Aggregation and Cluster Search
==============================

Use aggregation when you want PyAR to build and screen low-energy structures
from one or more molecular fragments. This is the main task for noncovalent
complexes, molecular clusters, weakly bound assemblies, and formula-based
structure generation.

Typical chemistry questions
---------------------------

Aggregation is useful when you want to ask questions such as:

* What are plausible low-energy structures of a molecular dimer or cluster?
* How can two or more fragments pack through hydrogen bonding, dispersion, or
  ion-pairing interactions?
* Which structures should be selected for a later xTB, ORCA, Gaussian, or ML
  refinement?
* Can I generate candidate structures from a formula before doing expensive
  calculations?

Basic commands
--------------

Aggregate two one-atom fragments:

.. code-block:: bash

   pyar-cli aggregate C H -as 1 4 -N 8
   pyar-cli -a C H -as 1 4 -N 8

Generate trial structures directly from a formula:

.. code-block:: bash

   pyar-cli --aggregate --formula C5H4 -N 8

Run a fragment-cluster search with a backend optimizer:

.. code-block:: bash

   pyar-cli -s water.xyz water.xyz --software xtb -ss 10 -N 16 -c 0 0 -m 1 1

How to think about the output
-----------------------------

For most chemistry users, the important outputs are the selected structures
and their energies.
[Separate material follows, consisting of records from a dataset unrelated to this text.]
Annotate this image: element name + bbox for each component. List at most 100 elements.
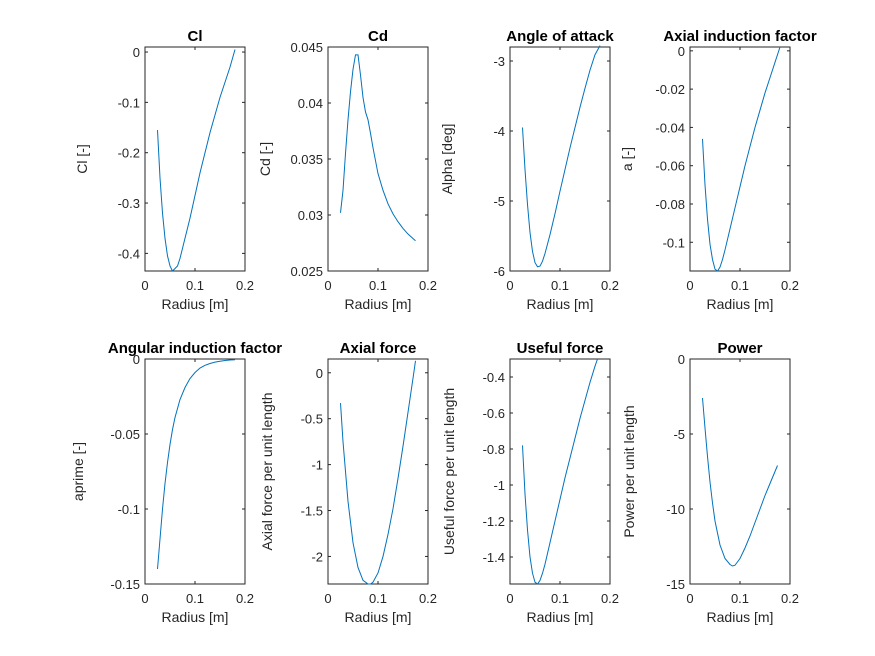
y-tick-label: 0 <box>678 352 685 367</box>
x-tick-label: 0.1 <box>551 278 569 293</box>
chart-title: Cd <box>368 28 388 45</box>
y-tick-label: -0.1 <box>118 502 140 517</box>
y-tick-label: 0.025 <box>290 264 323 279</box>
x-axis-label: Radius [m] <box>345 296 412 312</box>
y-tick-label: 0.035 <box>290 152 323 167</box>
x-axis-label: Radius [m] <box>707 609 774 625</box>
x-tick-label: 0.2 <box>601 278 619 293</box>
y-tick-label: -1 <box>493 478 505 493</box>
y-tick-label: -0.15 <box>110 577 140 592</box>
y-tick-label: -0.4 <box>118 246 140 261</box>
x-tick-label: 0.1 <box>186 591 204 606</box>
subplot-6: 0 0.1 0.2 0 -0.5 -1 -1.5 -2 Axial force Radius [m… <box>259 340 437 625</box>
x-axis-label: Radius [m] <box>527 609 594 625</box>
y-axis-label: Useful force per unit length <box>441 388 457 555</box>
x-tick-label: 0.2 <box>419 591 437 606</box>
chart-title: Useful force <box>517 340 604 357</box>
y-axis-label: Alpha [deg] <box>439 124 455 195</box>
y-tick-label: -5 <box>673 427 685 442</box>
x-tick-label: 0.1 <box>369 591 387 606</box>
subplot-7: 0 0.1 0.2 -0.4 -0.6 -0.8 -1 -1.2 -1.4 Useful forc… <box>441 340 619 625</box>
x-tick-label: 0.1 <box>369 278 387 293</box>
x-tick-label: 0 <box>141 591 148 606</box>
axes-box <box>144 358 246 585</box>
data-line <box>702 46 781 272</box>
axes-box <box>509 358 611 585</box>
data-line <box>157 49 236 272</box>
y-tick-label: 0 <box>133 45 140 60</box>
y-tick-label: -6 <box>493 264 505 279</box>
y-axis-label: a [-] <box>619 147 635 171</box>
subplot-4: 0 0.1 0.2 0 -0.02 -0.04 -0.06 -0.08 -0.1 Axial in… <box>619 28 817 312</box>
chart-title: Angular induction factor <box>108 340 282 357</box>
subplot-5: 0 0.1 0.2 0 -0.05 -0.1 -0.15 Angular induction … <box>70 340 282 625</box>
chart-title: Axial force <box>340 340 417 357</box>
data-line <box>522 45 601 268</box>
y-tick-label: -1.2 <box>483 514 505 529</box>
y-tick-label: -0.1 <box>663 235 685 250</box>
y-tick-label: -3 <box>493 54 505 69</box>
data-line <box>522 358 598 585</box>
y-tick-label: 0.04 <box>298 96 323 111</box>
y-tick-label: -15 <box>666 577 685 592</box>
x-tick-label: 0.1 <box>186 278 204 293</box>
x-tick-label: 0 <box>324 591 331 606</box>
x-axis-label: Radius [m] <box>345 609 412 625</box>
data-line <box>340 54 416 242</box>
x-axis-label: Radius [m] <box>707 296 774 312</box>
chart-title: Angle of attack <box>506 28 614 45</box>
x-tick-label: 0 <box>506 591 513 606</box>
subplot-8: 0 0.1 0.2 0 -5 -10 -15 Power Radius [m] Power per… <box>621 340 799 625</box>
x-tick-label: 0.2 <box>236 278 254 293</box>
y-axis-label: aprime [-] <box>70 442 86 501</box>
data-line <box>340 360 416 585</box>
y-tick-label: -0.6 <box>483 406 505 421</box>
y-axis-label: Power per unit length <box>621 405 637 537</box>
y-tick-label: -1.4 <box>483 550 505 565</box>
y-tick-label: -0.06 <box>655 159 685 174</box>
x-tick-label: 0 <box>686 591 693 606</box>
x-tick-label: 0 <box>506 278 513 293</box>
y-tick-label: -0.04 <box>655 120 685 135</box>
axes-box <box>327 46 429 272</box>
y-tick-label: 0 <box>678 44 685 59</box>
x-tick-label: 0.2 <box>236 591 254 606</box>
x-axis-label: Radius [m] <box>162 609 229 625</box>
axes-box <box>327 358 429 585</box>
x-tick-label: 0.1 <box>731 591 749 606</box>
axes-box <box>689 46 791 272</box>
subplot-1: 0 0.1 0.2 0 -0.1 -0.2 -0.3 -0.4 Cl Radius [m] Cl [… <box>74 28 254 312</box>
subplot-2: 0 0.1 0.2 0.045 0.04 0.035 0.03 0.025 Cd Radius [… <box>257 28 437 312</box>
chart-title: Axial induction factor <box>663 28 817 45</box>
x-tick-label: 0 <box>141 278 148 293</box>
y-axis-label: Axial force per unit length <box>259 393 275 551</box>
y-tick-label: -0.2 <box>118 146 140 161</box>
y-tick-label: -4 <box>493 124 505 139</box>
x-tick-label: 0.2 <box>781 591 799 606</box>
chart-title: Cl <box>188 28 203 45</box>
x-tick-label: 0 <box>686 278 693 293</box>
x-axis-label: Radius [m] <box>162 296 229 312</box>
y-tick-label: -0.1 <box>118 95 140 110</box>
y-tick-label: -0.8 <box>483 442 505 457</box>
x-tick-label: 0.2 <box>601 591 619 606</box>
y-tick-label: -0.02 <box>655 82 685 97</box>
x-axis-label: Radius [m] <box>527 296 594 312</box>
y-tick-label: -1 <box>311 458 323 473</box>
y-tick-label: -0.3 <box>118 196 140 211</box>
data-line <box>157 359 236 570</box>
y-tick-label: -0.4 <box>483 370 505 385</box>
axes-box <box>509 46 611 272</box>
y-tick-label: -1.5 <box>301 504 323 519</box>
y-tick-label: -0.08 <box>655 197 685 212</box>
y-tick-label: 0.03 <box>298 208 323 223</box>
x-tick-label: 0.2 <box>781 278 799 293</box>
axes-box <box>144 46 246 272</box>
y-axis-label: Cd [-] <box>257 142 273 176</box>
y-tick-label: 0 <box>316 366 323 381</box>
x-tick-label: 0 <box>324 278 331 293</box>
chart-title: Power <box>717 340 762 357</box>
y-tick-label: -10 <box>666 502 685 517</box>
x-tick-label: 0.2 <box>419 278 437 293</box>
PyAR removes near-duplicates and keeps a smaller set of
candidate geometries for inspection or higher-level refinement.

A typical aggregation run creates a directory structure like:

.. code-block:: text

   aggregates/
     state.json
     ag_.../
       selected/
     selected/
       stoichiometry_.../

Useful files to inspect:

* ``aggregates/state.json`` records the request, restart state, and provenance.
* ``selected/`` contains the selected candidate structures.
* Energy-table output helps rank structures by relative energy.

Restart behaviour
-----------------

Aggregation restart state is stored as readable JSON. Re-running an
interrupted aggregation with the same request resumes unfinished pathways while
reusing existing step outputs. Older ``pyar.log`` pathway markers are imported
once into JSON state when a legacy ``aggregates/`` calculation is resumed.

Next steps
----------

After an aggregation run, common follow-up steps are:

* run ``pyar-energy-table`` on selected structures
* cluster or deduplicate the final candidates
* refine selected structures with a higher-level backend
* use selected aggregates as input for reaction, solvation, or external DFT
  calculations